Tyler, born to an aristocratic Virginia family, came to national prominence at a time of political upheaval. In the 1820s the nation's only political party, the Democratic-Republicans, split into factions. Though initially a Democrat, his opposition to Andrew Jackson and Martin Van Buren led him to ally with the Whig Party. A native of Virginia, Tyler served as a state legislator, governor, U.S. representative, and U.S. senator before his election to national office in 1840. He was put on the ticket to attract disaffected Southerners.
Harrison's death made Tyler the first vice president to succeed to the presidency without being elected to the office. To forestall a constitutional crisis, Tyler immediately moved into the White House, took the oath of office, and assumed full presidential powers, a precedent that would govern future successions and eventually become codified in the Twenty-fifth Amendment. A strict constructionist, Tyler found much of the Whig platform unconstitutional, and vetoed several of his party's bills. Believing that the president should set policy instead of deferring to Congress, he attempted to bypass the Whig establishment, most notably Kentucky Senator Henry Clay. Most of Tyler's Cabinet resigned soon into his term, and the Whigs, dubbing him His Accidency, expelled him from the party. Although he faced a stalemate on domestic policy, he had several foreign-policy achievements, including the Webster-Ashburton Treaty with Britain and the Treaty of Wanghia with Qing China.

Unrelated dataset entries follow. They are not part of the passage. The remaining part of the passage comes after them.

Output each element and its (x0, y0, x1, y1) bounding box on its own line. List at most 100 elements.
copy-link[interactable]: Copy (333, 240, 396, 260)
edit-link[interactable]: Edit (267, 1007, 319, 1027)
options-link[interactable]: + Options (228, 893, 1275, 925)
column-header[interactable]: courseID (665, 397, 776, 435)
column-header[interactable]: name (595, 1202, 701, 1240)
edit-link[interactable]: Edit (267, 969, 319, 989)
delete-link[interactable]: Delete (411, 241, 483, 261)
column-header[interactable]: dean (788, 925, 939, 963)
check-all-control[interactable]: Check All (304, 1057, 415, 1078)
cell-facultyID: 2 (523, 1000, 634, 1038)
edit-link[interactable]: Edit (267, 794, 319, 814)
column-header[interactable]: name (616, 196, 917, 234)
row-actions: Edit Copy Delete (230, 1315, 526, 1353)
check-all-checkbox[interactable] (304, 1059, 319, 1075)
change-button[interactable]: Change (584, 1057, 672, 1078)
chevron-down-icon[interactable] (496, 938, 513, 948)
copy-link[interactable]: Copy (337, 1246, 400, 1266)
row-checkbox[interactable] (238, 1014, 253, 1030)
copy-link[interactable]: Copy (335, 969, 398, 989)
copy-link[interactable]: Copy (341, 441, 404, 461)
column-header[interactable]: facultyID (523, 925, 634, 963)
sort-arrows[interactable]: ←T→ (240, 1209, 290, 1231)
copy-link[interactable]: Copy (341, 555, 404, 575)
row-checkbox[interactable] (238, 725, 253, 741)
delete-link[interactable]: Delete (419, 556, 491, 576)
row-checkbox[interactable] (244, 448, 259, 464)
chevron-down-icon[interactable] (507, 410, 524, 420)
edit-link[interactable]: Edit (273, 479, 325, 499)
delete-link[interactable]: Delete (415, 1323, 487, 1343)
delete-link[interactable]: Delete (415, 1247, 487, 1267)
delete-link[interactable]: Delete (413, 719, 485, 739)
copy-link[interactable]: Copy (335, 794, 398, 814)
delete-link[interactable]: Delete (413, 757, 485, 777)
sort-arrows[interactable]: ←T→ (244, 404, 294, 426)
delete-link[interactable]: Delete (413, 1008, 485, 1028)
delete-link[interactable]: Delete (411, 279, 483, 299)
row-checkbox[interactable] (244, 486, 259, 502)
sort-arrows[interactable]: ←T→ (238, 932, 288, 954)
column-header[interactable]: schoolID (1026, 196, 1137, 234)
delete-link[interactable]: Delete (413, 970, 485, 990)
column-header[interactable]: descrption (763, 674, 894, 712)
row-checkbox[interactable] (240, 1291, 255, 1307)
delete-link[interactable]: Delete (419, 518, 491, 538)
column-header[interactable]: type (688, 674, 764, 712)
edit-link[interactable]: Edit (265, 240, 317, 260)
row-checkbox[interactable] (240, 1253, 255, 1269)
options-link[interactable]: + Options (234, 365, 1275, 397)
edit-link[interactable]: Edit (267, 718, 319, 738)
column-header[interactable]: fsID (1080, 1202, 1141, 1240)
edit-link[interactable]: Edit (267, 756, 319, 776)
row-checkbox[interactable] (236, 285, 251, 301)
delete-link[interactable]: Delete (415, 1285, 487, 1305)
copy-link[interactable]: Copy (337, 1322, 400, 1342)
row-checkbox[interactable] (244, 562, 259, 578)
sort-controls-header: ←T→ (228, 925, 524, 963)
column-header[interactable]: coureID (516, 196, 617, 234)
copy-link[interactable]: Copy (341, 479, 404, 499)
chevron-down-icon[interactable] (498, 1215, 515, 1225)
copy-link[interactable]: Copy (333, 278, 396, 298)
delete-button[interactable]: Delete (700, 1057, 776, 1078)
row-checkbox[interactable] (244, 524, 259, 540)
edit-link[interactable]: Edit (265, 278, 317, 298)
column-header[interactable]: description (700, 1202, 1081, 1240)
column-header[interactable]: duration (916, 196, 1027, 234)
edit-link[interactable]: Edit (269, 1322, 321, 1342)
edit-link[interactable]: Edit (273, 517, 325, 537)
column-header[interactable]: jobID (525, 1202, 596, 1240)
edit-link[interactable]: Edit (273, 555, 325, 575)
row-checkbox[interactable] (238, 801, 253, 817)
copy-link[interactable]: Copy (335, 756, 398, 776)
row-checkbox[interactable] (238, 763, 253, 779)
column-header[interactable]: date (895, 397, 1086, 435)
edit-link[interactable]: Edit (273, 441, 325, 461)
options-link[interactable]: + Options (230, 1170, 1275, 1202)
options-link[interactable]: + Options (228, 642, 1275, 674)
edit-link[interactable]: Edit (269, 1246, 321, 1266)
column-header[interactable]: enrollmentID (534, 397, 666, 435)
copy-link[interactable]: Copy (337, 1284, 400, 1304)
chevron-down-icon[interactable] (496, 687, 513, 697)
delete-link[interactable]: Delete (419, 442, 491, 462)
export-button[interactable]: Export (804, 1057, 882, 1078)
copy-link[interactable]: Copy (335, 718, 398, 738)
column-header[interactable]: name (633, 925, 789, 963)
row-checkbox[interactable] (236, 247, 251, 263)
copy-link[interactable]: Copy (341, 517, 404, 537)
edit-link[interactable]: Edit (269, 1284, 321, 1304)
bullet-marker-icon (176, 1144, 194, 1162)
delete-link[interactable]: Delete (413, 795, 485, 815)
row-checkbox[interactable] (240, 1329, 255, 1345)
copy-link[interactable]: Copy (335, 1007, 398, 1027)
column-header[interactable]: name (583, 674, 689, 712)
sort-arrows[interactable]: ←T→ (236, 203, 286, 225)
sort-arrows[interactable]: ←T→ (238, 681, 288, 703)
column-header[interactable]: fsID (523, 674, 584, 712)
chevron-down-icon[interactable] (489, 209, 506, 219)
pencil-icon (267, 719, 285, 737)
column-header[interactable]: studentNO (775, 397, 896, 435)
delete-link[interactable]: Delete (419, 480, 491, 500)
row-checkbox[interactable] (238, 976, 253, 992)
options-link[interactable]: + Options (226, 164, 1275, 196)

President Tyler dedicated his last two years in office to the annexation of Texas. He initially sought election to a full term, but had lost the support of both Whigs and Democrats, and he withdrew. In the last days of his term, Congress passed the resolution authorizing the Texas annexation, which was carried out by Tyler's successor, James K. Polk. When the American Civil War began in 1861, Tyler sided with the Confederate government, and won election to the Confederate House of Representatives shortly before his death. Although some have praised Tyler's political resolve, his presidency is generally held in low esteem by historians; today he is considered an obscure president, with little presence in the American cultural memory.